Misafirleri kabul ettikleri odaya davet etmişti. Oturmuş ve sohbet etmiştik. Davranışlarından daha çok sohbet etmek istediği anlaşılıyordu…
Sohbetimiz çaylarımızı yudumlarken de devam etmiş, karşılıklı sorular sormaya başlamıştık…
Bize öğretilenlerde Hrıstiyanlık dininde sonradan uydurulan bazı esasları biliyorduk. Tanrı, Oğul, ruh’ü-l kudüs’ü sormuştuk. Bilinenler kadarıyla anlatmıştı.

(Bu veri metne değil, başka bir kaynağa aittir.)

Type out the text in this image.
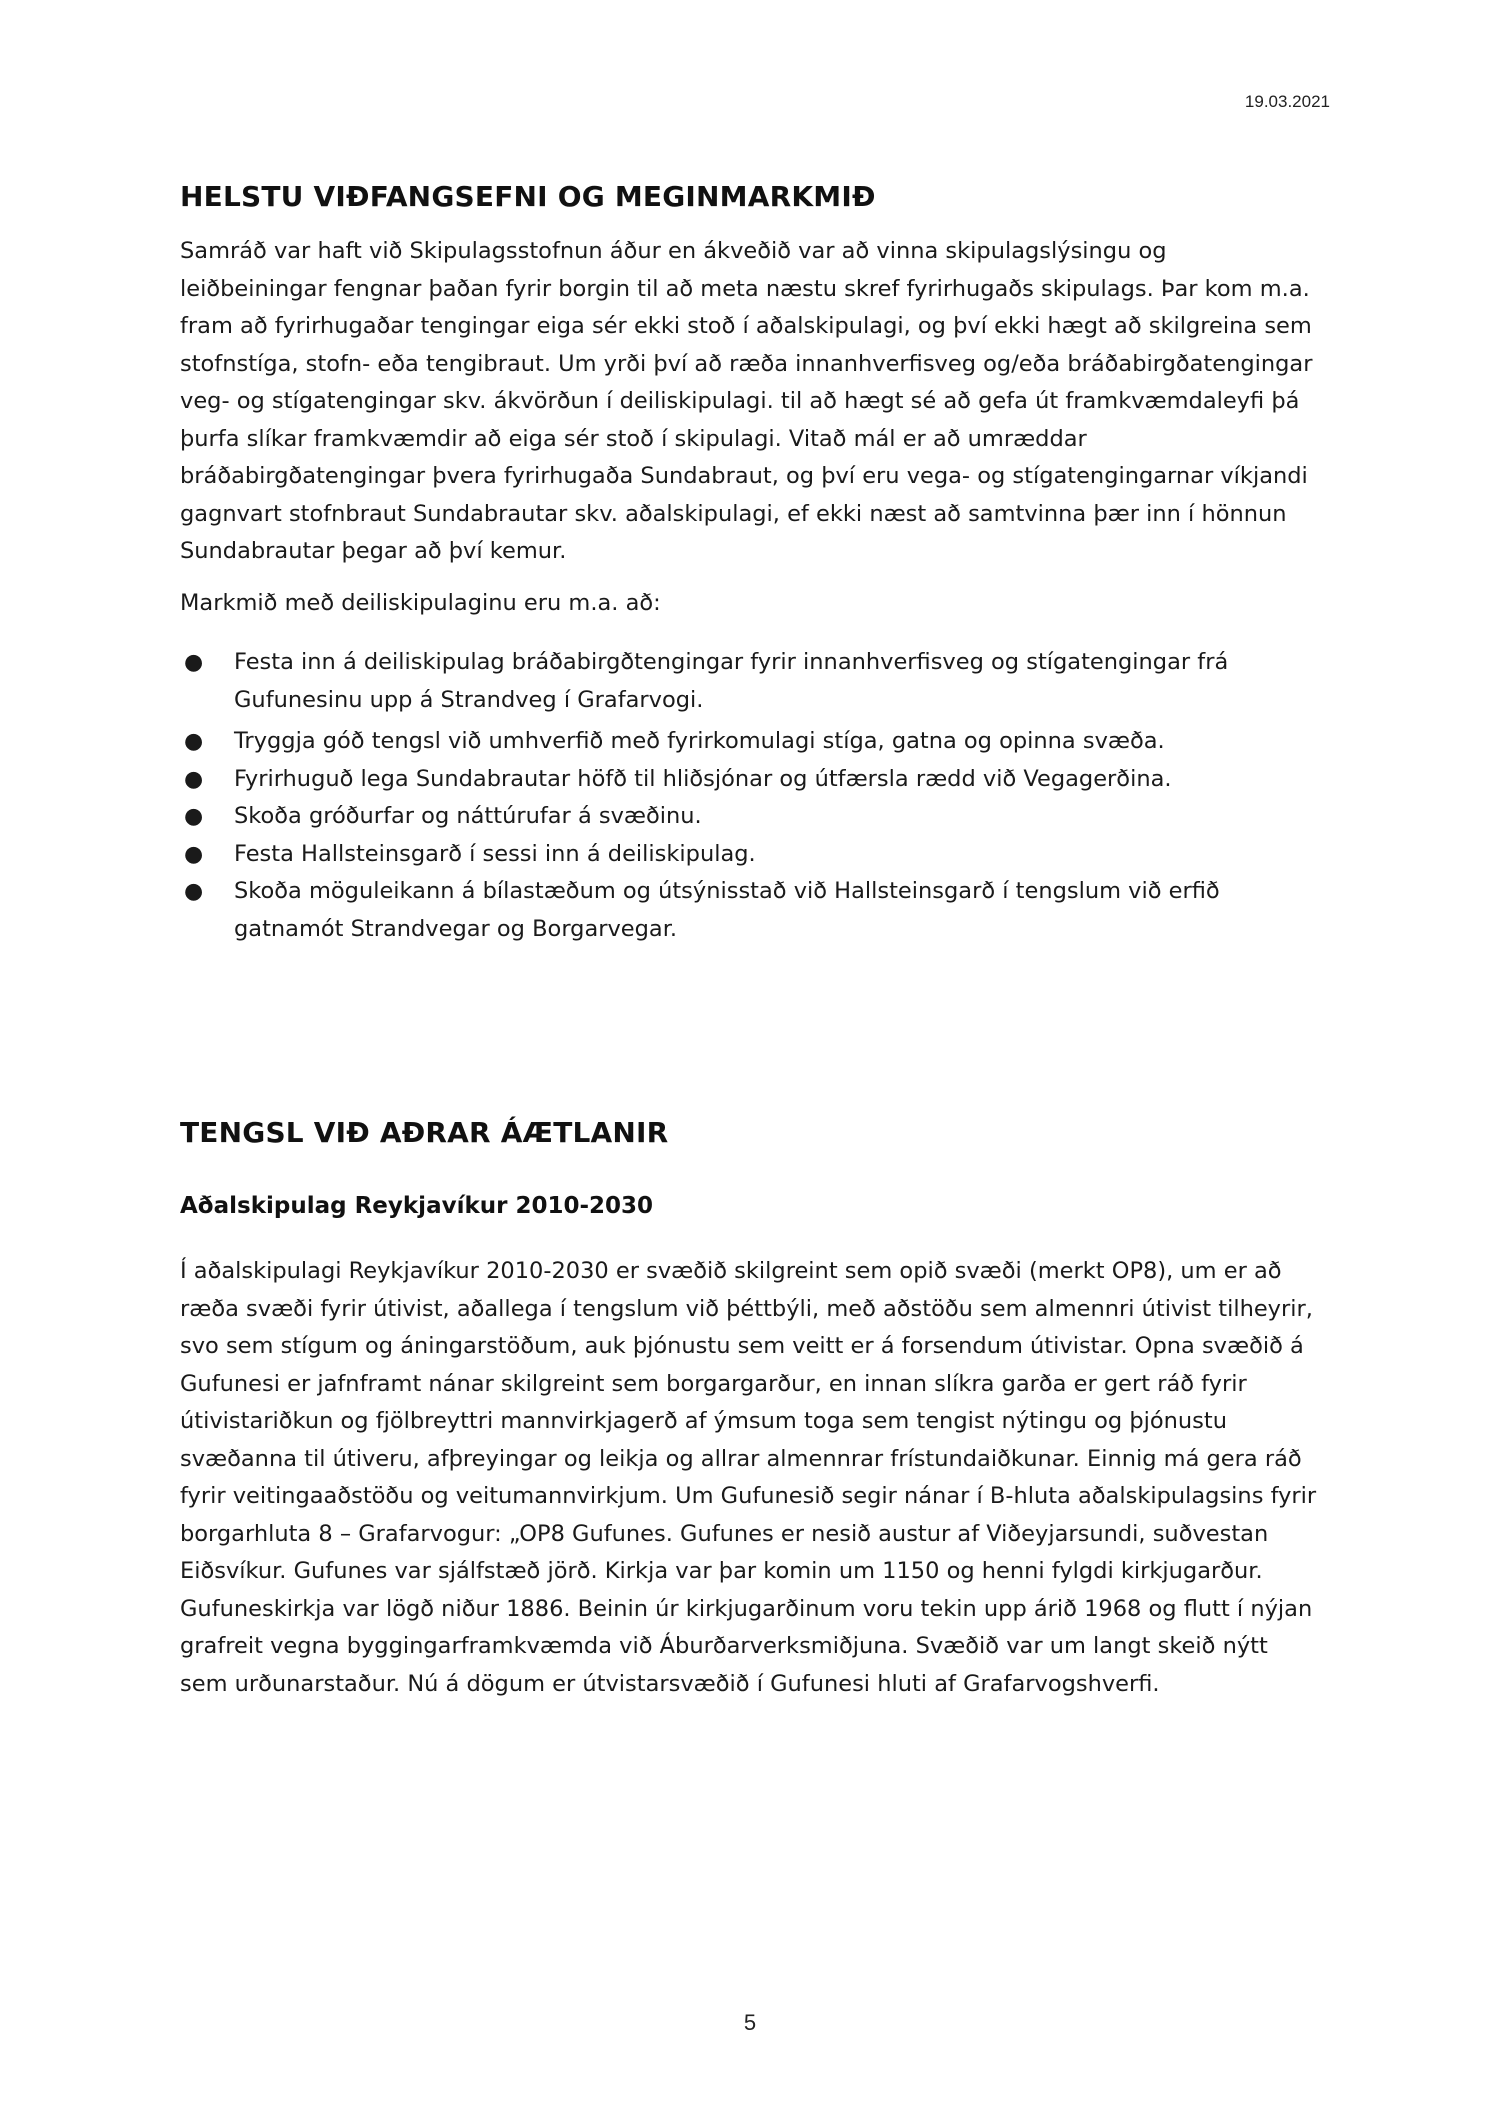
19.03.2021
HELSTU VIÐFANGSEFNI OG MEGINMARKMIÐ

Samráð var haft við Skipulagsstofnun áður en ákveðið var að vinna skipulagslýsingu og leiðbeiningar fengnar þaðan fyrir borgin til að meta næstu skref fyrirhugaðs skipulags. Þar kom m.a. fram að fyrirhugaðar tengingar eiga sér ekki stoð í aðalskipulagi, og því ekki hægt að skilgreina sem stofnstíga, stofn- eða tengibraut. Um yrði því að ræða innanhverfisveg og/eða bráðabirgðatengingar veg- og stígatengingar skv. ákvörðun í deiliskipulagi. til að hægt sé að gefa út framkvæmdaleyfi þá þurfa slíkar framkvæmdir að eiga sér stoð í skipulagi. Vitað mál er að umræddar bráðabirgðatengingar þvera fyrirhugaða Sundabraut, og því eru vega- og stígatengingarnar víkjandi gagnvart stofnbraut Sundabrautar skv. aðalskipulagi, ef ekki næst að samtvinna þær inn í hönnun Sundabrautar þegar að því kemur.

Markmið með deiliskipulaginu eru m.a. að:

● Festa inn á deiliskipulag bráðabirgðtengingar fyrir innanhverfisveg og stígatengingar frá Gufunesinu upp á Strandveg í Grafarvogi.
● Tryggja góð tengsl við umhverfið með fyrirkomulagi stíga, gatna og opinna svæða.
● Fyrirhuguð lega Sundabrautar höfð til hliðsjónar og útfærsla rædd við Vegagerðina.
● Skoða gróðurfar og náttúrufar á svæðinu.
● Festa Hallsteinsgarð í sessi inn á deiliskipulag.
● Skoða möguleikann á bílastæðum og útsýnisstað við Hallsteinsgarð í tengslum við erfið gatnamót Strandvegar og Borgarvegar.
TENGSL VIÐ AÐRAR ÁÆTLANIR
Aðalskipulag Reykjavíkur 2010-2030

Í aðalskipulagi Reykjavíkur 2010-2030 er svæðið skilgreint sem opið svæði (merkt OP8), um er að ræða svæði fyrir útivist, aðallega í tengslum við þéttbýli, með aðstöðu sem almennri útivist tilheyrir, svo sem stígum og áningarstöðum, auk þjónustu sem veitt er á forsendum útivistar. Opna svæðið á Gufunesi er jafnframt nánar skilgreint sem borgargarður, en innan slíkra garða er gert ráð fyrir útivistariðkun og fjölbreyttri mannvirkjagerð af ýmsum toga sem tengist nýtingu og þjónustu svæðanna til útiveru, afþreyingar og leikja og allrar almennrar frístundaiðkunar. Einnig má gera ráð fyrir veitingaaðstöðu og veitumannvirkjum. Um Gufunesið segir nánar í B-hluta aðalskipulagsins fyrir borgarhluta 8 – Grafarvogur: „OP8 Gufunes. Gufunes er nesið austur af Viðeyjarsundi, suðvestan Eiðsvíkur. Gufunes var sjálfstæð jörð. Kirkja var þar komin um 1150 og henni fylgdi kirkjugarður. Gufuneskirkja var lögð niður 1886. Beinin úr kirkjugarðinum voru tekin upp árið 1968 og flutt í nýjan grafreit vegna byggingarframkvæmda við Áburðarverksmiðjuna. Svæðið var um langt skeið nýtt sem urðunarstaður. Nú á dögum er útvistarsvæðið í Gufunesi hluti af Grafarvogshverfi.

5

Peygamberimiz Hazreti Muhammedi bir peygamber olarak tanıyıp tanımadığını sorduk. Verdiği cevap şuydu: “Elbette Peygamber…”dedi. “Öyleyse…”demeye kalmamıştı.
“Evlatlar… Varın gidin görevinizi en güzel şekilde yapın…”demişti. “Sizinle benim aramda fark yok…”diye sözlerini bitirmişti.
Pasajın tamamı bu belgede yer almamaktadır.